Around 1911 Blodig was part of a regular mountaineering meeting at Pen-y-Pass in Wales, among whom was George Mallory. Blodig observed Mallory expertly tackling a crux pitch of a very difficult ice chimney. Even though all the climbing friends present were impressed by Mallory's skill as a climber, Blodig later observed rather prophetically about Mallory that: "that young man will not be alive for long!"

In 1932, and at the age of 73, Blodig undertook solo ascents of the Aiguille du Jardin and the Grande Rocheuse in order to achieve summits that had subsequently been added to the recognised list of 4,000 m peaks since his 1911 achievement.

==Works==
- Die Viertausender der Alpen.
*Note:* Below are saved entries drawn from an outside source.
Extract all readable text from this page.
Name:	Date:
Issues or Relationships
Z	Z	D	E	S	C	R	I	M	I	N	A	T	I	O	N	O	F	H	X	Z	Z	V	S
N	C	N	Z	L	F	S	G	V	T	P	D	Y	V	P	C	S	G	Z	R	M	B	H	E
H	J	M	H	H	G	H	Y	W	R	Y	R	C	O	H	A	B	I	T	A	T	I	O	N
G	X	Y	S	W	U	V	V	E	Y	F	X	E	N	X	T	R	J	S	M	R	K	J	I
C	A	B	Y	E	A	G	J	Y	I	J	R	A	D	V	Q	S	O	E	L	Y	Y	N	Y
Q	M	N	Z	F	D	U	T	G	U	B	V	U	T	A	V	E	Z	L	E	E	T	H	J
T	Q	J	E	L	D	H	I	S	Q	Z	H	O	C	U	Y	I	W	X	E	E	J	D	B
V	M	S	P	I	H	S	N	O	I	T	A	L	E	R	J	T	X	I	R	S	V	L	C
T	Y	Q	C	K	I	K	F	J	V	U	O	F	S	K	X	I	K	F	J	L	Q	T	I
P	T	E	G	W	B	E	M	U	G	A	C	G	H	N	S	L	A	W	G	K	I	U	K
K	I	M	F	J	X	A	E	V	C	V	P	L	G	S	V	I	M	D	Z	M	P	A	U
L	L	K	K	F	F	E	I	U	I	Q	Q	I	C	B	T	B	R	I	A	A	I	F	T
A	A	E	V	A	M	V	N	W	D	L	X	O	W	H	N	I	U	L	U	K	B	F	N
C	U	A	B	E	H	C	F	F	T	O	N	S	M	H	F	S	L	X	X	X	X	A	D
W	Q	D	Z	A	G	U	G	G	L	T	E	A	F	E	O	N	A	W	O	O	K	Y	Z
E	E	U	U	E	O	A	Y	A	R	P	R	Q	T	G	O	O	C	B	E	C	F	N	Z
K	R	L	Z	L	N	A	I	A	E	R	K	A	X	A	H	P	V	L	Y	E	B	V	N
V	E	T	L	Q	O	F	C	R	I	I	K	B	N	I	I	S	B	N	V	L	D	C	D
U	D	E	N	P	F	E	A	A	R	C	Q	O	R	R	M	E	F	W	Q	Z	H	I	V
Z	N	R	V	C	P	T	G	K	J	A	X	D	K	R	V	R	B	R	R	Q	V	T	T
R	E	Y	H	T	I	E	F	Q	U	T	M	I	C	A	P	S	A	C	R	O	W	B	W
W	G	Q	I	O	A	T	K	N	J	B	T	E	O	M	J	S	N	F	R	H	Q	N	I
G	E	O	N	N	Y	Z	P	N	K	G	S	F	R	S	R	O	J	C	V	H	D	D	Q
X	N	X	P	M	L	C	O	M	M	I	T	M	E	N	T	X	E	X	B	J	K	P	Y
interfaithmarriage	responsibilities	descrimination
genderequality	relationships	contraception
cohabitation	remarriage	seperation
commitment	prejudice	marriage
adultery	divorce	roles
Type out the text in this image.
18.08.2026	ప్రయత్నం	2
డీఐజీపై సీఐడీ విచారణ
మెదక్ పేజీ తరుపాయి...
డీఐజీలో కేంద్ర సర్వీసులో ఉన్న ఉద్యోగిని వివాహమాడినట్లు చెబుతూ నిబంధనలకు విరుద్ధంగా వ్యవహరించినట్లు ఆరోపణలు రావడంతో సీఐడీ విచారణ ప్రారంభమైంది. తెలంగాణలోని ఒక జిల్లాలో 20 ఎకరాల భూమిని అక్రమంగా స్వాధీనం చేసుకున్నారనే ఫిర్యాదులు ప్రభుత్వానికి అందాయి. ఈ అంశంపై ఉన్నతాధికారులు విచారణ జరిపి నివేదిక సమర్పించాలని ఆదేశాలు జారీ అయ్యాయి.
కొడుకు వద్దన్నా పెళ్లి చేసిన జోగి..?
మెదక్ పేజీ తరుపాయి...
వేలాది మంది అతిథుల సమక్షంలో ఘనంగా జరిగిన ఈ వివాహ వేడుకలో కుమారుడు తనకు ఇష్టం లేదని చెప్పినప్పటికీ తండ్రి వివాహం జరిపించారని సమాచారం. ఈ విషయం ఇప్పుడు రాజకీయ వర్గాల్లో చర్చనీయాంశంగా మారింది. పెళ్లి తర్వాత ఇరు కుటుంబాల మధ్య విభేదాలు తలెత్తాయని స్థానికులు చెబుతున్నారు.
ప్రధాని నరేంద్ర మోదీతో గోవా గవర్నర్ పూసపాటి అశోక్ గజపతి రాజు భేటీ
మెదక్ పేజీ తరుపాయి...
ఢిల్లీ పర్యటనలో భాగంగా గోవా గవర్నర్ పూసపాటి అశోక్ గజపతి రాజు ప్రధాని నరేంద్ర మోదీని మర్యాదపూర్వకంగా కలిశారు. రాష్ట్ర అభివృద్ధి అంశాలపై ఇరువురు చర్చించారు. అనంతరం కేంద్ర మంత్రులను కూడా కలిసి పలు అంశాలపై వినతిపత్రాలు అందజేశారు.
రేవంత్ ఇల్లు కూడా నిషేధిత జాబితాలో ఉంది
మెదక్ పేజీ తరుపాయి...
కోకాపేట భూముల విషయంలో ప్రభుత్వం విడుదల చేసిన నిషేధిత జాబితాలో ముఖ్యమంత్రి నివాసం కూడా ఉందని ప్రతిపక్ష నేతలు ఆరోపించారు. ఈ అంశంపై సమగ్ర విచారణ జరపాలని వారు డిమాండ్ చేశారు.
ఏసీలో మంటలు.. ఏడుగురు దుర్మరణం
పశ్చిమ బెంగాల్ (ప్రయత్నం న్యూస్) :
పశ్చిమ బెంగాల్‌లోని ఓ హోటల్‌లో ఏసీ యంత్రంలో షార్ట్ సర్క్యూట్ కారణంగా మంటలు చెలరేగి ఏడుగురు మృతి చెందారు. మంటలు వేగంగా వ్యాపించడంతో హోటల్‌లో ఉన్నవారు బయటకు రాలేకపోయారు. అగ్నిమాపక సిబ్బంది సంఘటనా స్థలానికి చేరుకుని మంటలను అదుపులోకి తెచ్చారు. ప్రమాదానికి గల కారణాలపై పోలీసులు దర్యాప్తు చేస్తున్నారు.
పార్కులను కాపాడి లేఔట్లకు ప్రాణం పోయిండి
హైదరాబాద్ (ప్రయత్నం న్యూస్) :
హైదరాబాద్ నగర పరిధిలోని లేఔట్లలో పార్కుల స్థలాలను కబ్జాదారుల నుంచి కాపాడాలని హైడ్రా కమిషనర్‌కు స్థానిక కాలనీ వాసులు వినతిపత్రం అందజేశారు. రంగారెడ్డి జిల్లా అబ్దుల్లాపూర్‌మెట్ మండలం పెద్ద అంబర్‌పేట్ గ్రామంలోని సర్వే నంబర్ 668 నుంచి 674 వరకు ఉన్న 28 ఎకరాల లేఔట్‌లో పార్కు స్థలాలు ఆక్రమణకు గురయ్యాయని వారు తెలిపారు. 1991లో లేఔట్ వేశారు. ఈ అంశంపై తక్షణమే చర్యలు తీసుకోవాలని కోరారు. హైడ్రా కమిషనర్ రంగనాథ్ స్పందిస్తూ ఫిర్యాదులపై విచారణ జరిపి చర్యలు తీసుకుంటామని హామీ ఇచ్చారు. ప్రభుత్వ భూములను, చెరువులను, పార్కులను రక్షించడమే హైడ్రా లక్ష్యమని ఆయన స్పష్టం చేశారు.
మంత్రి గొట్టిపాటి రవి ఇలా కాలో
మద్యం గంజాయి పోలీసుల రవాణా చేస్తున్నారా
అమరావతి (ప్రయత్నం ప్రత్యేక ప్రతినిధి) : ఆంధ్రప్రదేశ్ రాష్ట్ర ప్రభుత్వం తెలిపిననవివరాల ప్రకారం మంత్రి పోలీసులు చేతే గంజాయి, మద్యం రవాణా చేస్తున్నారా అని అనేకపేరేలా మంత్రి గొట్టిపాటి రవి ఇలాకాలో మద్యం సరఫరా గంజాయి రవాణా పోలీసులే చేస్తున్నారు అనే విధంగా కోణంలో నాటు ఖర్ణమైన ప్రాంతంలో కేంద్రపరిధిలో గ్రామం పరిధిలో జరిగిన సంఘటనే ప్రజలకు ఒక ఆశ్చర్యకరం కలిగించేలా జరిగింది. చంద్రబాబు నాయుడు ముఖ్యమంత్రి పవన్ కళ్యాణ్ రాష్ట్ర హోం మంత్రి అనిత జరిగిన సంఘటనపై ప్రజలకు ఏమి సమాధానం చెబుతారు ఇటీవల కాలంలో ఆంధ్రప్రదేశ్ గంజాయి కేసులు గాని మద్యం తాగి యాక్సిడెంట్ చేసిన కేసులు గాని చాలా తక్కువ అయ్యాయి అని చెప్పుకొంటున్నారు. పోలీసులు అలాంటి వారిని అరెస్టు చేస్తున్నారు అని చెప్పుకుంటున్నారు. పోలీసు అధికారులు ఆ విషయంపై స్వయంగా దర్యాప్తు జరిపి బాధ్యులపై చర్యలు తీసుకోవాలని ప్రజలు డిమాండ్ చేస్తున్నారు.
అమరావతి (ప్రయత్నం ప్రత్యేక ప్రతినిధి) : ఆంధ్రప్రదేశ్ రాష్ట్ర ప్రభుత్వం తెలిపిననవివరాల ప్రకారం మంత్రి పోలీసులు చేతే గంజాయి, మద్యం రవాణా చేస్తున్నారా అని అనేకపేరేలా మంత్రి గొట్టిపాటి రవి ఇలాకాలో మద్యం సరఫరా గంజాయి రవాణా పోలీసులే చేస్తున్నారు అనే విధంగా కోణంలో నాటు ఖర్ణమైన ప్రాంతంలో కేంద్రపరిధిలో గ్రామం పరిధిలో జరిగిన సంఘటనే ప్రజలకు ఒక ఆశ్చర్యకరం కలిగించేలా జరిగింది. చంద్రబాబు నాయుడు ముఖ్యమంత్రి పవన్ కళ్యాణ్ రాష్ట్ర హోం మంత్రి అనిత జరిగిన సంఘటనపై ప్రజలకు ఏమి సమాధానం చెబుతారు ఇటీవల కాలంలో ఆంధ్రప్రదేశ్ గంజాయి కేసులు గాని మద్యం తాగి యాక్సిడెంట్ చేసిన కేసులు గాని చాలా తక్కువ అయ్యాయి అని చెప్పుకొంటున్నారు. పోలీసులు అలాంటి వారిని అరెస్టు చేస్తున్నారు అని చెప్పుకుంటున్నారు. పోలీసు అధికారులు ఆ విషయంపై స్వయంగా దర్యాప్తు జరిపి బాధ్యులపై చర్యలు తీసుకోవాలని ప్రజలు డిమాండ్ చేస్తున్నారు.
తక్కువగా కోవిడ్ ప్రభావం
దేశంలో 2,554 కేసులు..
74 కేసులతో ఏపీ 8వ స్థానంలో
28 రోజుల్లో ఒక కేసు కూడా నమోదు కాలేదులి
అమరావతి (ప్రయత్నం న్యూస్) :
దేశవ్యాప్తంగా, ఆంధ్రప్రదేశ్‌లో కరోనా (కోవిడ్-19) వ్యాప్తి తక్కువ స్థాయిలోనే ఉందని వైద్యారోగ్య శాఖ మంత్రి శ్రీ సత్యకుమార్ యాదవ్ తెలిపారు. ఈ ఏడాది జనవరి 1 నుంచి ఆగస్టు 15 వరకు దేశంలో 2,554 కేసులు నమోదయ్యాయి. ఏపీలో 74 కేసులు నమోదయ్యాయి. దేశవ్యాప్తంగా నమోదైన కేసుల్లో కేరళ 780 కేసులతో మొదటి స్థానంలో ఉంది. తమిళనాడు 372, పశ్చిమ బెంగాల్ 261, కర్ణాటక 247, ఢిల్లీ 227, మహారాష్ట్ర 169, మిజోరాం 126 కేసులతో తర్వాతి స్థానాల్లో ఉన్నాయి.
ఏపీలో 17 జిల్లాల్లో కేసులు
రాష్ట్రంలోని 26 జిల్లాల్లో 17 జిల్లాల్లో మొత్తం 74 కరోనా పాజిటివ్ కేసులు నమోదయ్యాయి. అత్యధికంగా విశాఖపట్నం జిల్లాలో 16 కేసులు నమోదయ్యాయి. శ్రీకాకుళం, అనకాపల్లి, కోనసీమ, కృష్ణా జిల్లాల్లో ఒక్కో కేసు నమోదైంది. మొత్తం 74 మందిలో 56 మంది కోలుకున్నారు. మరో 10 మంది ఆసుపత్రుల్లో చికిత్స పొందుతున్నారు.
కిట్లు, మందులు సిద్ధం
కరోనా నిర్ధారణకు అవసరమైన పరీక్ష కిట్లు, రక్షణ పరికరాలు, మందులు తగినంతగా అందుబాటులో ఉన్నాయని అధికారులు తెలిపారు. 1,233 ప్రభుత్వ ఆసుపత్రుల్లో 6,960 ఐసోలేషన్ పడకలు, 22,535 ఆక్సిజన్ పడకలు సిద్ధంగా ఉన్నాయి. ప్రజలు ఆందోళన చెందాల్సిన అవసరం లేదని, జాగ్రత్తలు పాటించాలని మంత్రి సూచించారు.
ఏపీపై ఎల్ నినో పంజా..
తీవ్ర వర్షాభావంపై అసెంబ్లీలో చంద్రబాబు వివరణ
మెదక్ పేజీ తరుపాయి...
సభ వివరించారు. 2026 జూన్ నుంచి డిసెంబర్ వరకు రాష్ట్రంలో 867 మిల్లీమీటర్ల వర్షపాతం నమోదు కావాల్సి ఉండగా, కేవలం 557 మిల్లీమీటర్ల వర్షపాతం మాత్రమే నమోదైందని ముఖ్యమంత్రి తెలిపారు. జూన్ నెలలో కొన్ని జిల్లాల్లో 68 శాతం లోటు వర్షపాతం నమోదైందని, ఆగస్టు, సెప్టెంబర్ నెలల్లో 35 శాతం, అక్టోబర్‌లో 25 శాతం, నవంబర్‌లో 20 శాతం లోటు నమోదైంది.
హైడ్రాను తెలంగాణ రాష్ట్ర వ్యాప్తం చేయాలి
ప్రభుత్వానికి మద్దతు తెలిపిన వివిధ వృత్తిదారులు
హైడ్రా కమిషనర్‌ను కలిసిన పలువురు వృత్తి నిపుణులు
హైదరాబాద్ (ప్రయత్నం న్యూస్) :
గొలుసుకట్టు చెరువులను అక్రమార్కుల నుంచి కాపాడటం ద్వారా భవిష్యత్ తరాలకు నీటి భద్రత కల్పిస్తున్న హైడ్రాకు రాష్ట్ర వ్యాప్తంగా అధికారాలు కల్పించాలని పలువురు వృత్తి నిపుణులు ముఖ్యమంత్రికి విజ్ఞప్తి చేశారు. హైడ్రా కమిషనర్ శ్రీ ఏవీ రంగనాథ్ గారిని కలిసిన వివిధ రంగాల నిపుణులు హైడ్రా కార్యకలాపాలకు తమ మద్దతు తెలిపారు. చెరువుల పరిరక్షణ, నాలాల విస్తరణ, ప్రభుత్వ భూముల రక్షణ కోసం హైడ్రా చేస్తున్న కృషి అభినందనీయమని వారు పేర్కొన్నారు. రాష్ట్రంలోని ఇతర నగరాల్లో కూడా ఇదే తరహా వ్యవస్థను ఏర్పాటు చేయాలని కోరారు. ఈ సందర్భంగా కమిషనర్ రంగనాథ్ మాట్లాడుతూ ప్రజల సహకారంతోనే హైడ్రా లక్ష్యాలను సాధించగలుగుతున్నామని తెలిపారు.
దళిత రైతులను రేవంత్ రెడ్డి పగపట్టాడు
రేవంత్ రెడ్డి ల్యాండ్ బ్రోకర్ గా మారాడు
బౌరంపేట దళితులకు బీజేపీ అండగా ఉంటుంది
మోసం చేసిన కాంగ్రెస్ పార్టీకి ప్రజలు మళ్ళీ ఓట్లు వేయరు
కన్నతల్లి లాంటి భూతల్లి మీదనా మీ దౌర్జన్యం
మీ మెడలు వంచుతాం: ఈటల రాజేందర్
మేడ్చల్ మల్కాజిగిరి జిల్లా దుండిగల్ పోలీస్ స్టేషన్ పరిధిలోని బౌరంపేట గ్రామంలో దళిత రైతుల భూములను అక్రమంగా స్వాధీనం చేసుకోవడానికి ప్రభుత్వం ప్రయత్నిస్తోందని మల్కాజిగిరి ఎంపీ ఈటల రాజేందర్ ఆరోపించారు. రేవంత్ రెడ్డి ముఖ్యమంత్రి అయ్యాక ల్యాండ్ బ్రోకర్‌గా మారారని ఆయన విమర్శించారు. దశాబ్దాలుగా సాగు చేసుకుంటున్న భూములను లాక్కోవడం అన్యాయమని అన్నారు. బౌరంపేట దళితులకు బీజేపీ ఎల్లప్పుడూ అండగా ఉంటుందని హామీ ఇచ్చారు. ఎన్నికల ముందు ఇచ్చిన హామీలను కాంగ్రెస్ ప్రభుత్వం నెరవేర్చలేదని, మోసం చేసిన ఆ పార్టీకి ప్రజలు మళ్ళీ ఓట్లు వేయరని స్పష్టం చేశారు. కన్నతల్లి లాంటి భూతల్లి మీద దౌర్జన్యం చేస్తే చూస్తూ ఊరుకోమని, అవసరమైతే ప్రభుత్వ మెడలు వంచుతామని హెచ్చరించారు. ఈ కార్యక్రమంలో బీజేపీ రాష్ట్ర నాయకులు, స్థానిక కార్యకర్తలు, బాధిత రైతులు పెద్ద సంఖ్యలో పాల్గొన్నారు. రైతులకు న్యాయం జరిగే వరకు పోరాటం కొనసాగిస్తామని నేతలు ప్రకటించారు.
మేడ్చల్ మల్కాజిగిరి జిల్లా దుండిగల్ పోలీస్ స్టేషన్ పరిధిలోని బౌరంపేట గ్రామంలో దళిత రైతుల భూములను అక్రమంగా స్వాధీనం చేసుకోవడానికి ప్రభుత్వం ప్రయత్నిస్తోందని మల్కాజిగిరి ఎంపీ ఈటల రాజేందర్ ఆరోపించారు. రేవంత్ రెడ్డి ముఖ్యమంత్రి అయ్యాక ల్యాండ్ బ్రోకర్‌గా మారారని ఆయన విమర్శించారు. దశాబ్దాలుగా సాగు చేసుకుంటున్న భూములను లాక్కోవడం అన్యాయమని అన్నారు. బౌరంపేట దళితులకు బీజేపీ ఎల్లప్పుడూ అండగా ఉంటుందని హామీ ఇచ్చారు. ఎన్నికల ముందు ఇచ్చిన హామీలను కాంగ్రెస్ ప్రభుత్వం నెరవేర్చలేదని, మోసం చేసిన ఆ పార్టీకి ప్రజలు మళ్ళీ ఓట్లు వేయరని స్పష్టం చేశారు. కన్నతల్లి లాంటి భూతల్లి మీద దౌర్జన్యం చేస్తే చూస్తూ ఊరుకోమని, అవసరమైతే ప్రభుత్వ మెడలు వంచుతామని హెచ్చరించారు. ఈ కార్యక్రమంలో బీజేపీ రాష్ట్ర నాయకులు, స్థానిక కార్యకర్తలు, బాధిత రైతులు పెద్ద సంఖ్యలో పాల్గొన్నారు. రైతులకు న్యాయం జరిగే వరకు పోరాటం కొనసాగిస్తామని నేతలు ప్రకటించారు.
Munich: Bergverlag Rudolf Rother, 1923.
- Bilder aus Vorarlberg und Liechtenstein, no year.
- Durch's Montafon. Mit Karte aus Gerster’s Handkarte von Vorarlberg 1:175.000. Bregenz: J. N. Teutsch, no year.
- Vorarlberg das österreichische Rheinland. Ein Führer durch die Sommerfrischen Wintersportplätze, Berge und Täler des Landes. Bregenz, 1928.
- Die Viertausender der Alpen, 2nd ed., Munich: Bergverlag Rudolf Rother, no year, ISBN 3-7633-7429-9 (with Helmut Dumler).
- Die Viertausender der Alpen, 5th ed., Munich: Bergverlag Rudolf Rother, 1968 (with Helmut Dumler).